Add a test for the substring column mapping transform

This confirms that the transform handles the case where the values list doesn't have length 2 by raising an error. This prompted me to make issue #146, which I think should really simplify this transform.
ipums · Aug 27, 2024 · e4c9941 · e4c9941
1 parent 4158841
commit e4c9941
Showing 1 changed file with 29 additions and 0 deletions.
diff --git a/hlink/tests/core/transforms_test.py b/hlink/tests/core/transforms_test.py
@@ -260,6 +260,35 @@ def test_apply_transform_remove_punctuation(spark: SparkSession, is_a: bool) ->
     ]
 
 
+@pytest.mark.parametrize("values", [[1], [1, 2, 3]])
+@pytest.mark.parametrize("is_a", [True, False])
+def test_apply_transform_substring_error_when_not_exactly_2_values(
+    values: list[int], is_a: bool
+) -> None:
+    """
+    The substring transform takes a list of exactly two values, which are the
+    start position of the substring and its length.

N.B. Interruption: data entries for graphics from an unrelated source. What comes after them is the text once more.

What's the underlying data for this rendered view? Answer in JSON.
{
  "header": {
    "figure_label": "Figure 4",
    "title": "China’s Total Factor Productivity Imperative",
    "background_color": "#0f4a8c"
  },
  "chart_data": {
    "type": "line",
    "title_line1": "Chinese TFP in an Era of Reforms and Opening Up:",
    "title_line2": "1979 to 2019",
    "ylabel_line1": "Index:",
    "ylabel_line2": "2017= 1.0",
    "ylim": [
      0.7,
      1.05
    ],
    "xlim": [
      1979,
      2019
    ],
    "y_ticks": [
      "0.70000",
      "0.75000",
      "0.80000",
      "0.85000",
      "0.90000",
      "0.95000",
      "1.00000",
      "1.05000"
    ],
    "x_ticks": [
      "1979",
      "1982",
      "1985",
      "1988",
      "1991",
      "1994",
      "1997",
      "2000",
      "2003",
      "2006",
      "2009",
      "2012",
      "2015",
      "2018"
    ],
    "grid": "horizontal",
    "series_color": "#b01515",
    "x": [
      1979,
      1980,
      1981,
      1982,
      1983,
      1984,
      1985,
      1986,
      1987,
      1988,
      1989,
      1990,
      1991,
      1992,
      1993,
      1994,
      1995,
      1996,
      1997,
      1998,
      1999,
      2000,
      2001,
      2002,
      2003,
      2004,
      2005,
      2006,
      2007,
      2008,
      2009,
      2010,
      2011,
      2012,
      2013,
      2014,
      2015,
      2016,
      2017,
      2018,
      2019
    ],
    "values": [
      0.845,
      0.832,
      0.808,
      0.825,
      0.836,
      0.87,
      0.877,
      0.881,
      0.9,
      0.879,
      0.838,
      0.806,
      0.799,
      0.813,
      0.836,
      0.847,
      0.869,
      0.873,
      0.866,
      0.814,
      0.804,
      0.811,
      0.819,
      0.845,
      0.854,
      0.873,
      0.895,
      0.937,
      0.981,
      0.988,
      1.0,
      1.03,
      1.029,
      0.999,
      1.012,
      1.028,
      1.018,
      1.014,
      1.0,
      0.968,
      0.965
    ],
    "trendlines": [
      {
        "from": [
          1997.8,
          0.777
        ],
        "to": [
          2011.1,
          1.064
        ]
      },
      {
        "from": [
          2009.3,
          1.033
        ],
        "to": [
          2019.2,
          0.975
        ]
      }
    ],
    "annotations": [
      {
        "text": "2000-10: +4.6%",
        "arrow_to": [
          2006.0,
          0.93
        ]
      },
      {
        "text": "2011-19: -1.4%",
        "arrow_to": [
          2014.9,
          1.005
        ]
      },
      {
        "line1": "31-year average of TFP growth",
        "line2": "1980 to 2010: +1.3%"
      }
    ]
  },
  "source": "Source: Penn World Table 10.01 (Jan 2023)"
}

If the list has the wrong
+    number of values, then apply_transform() raises an error.
+
+    TODO: It would be simpler to have two separate attributes for the substring
+    start and length, like this:
+
+    {
+        "type": "substring",
+        "start_index": 0,
+        "length": 4,
+    }
+
+    See issue #146. Making these changes would eliminate the need for this
+    test.
+    """
+    input_col = col("input")
+    transform = {"type": "substring", "values": values}
+
+    with pytest.raises(ValueError, match="Length of substr transform should be 2"):
+        apply_transform(input_col, transform, is_a)
+
+
 @pytest.mark.parametrize("is_a", [True, False])
 def test_apply_transform_error_when_unrecognized_transform_type(is_a: bool) -> None:
     column_select = col("test")